At any one time, I belong to many different virtual groups of people – from the high-level, demographic and relatively static (I’m a man, I live in the UK, I speak English) through the mid-level habitual (I read content on Theology, I take photographs, I commute on the train on a particular route, I go to the gym after work) to the instantaneous low-level (I’m in town shopping, I’m in the pub, I’m watching the match). The social networks I belong to know all this and more. Any one of these virtual groups contains other users who are doing the same thing (in a pub or the same pub); habitually do the same thing (they read Theology, they go to the gym too); or are in the same demographic group. All of these groupings are candidates for dynamic networking – connecting me with the people I’m likely to share an interest with.

The middle group is probably the most interesting. This goes beyond the scope of what the recent wave of ‘passive’ location-aware apps delivers – they’re mostly about using your current location to find other people in the same place. This is about recognising the place and, more importantly, the type of places you go to regularly, what content you write about them and while you’re there, and building a profile of your habits and interests to match against others’. This clearly needs a decent taxonomy of place types, and accurate categorisation of places into that taxonomy – so it knows you regularly visit a gym, a bookshop or a football game and profiles you accordingly.

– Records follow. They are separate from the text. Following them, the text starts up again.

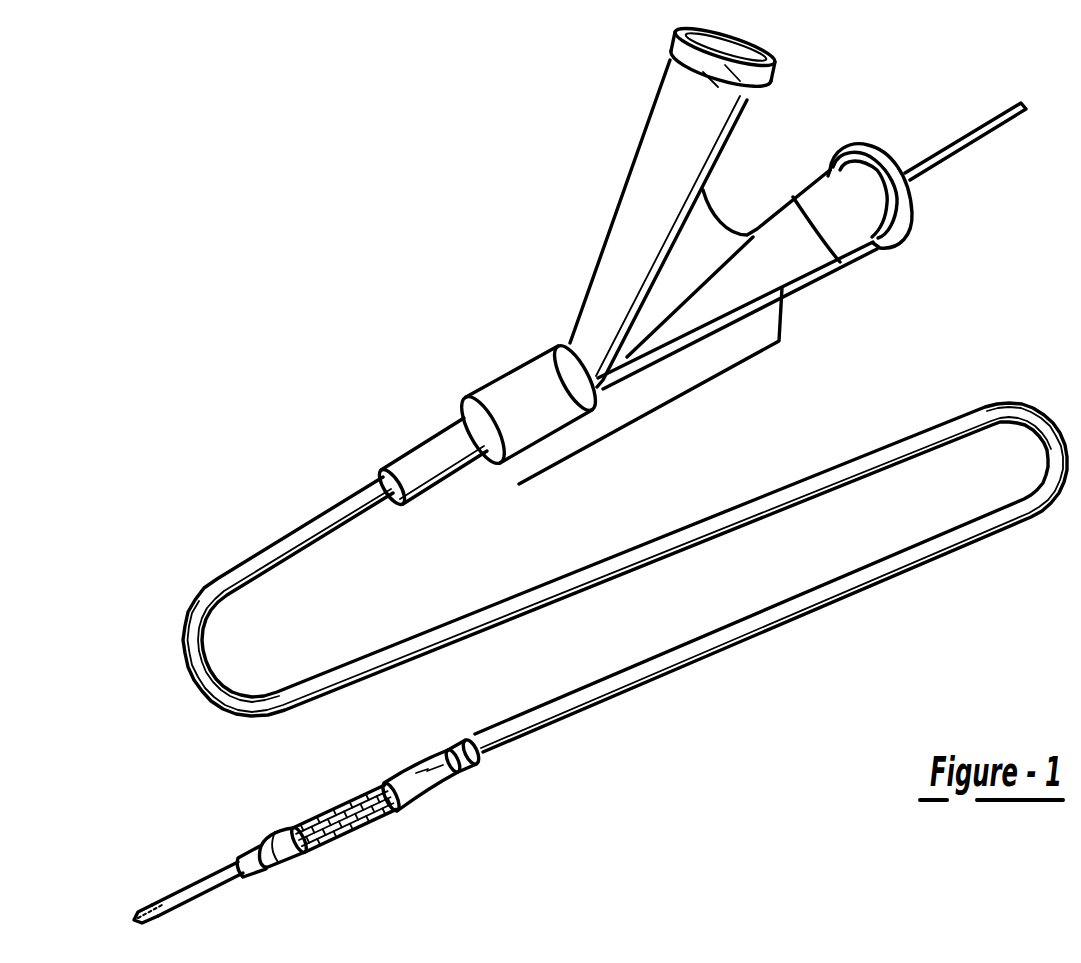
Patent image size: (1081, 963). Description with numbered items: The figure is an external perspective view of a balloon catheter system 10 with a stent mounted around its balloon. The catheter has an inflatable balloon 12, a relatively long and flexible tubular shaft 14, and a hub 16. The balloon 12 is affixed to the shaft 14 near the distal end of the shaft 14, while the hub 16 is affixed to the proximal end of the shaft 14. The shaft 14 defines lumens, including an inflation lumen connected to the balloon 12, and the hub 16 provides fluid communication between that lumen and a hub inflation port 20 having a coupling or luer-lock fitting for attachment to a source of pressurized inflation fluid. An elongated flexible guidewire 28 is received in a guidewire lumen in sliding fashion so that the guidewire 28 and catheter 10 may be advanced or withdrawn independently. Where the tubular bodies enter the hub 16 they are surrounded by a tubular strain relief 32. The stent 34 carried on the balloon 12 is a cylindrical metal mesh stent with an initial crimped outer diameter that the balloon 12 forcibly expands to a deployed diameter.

The balloon catheter system 10 is at (322, 266).
The inflatable balloon 12 is at (440, 790).
The tubular shaft 14 is at (967, 522).
The hub 16 is at (603, 217).
The hub inflation port 20 is at (748, 50).
The guidewire 28 is at (975, 140).
The tubular strain relief 32 is at (428, 450).
The stent 34 is at (366, 821).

Addressing the second problem – the one-dimensional nature of connections – goes along the same lines. A combination of the content and context of each post can be used to tag the content with one or more of the user’s habits – and it’s the combination of user and habit that forms the basis for a connection. So the network knows when I’m writing about theology, or commuting, or football, and another user can connect with me on one or more of those topics.

The social networks we use today all have the capability to do all this – I believe it’s only a matter of time before these kinds of features start to show up in mainstream networks and we’ll all regard today’s mechanisms, whether friends, circles or followers, as archaic and unfit for purpose.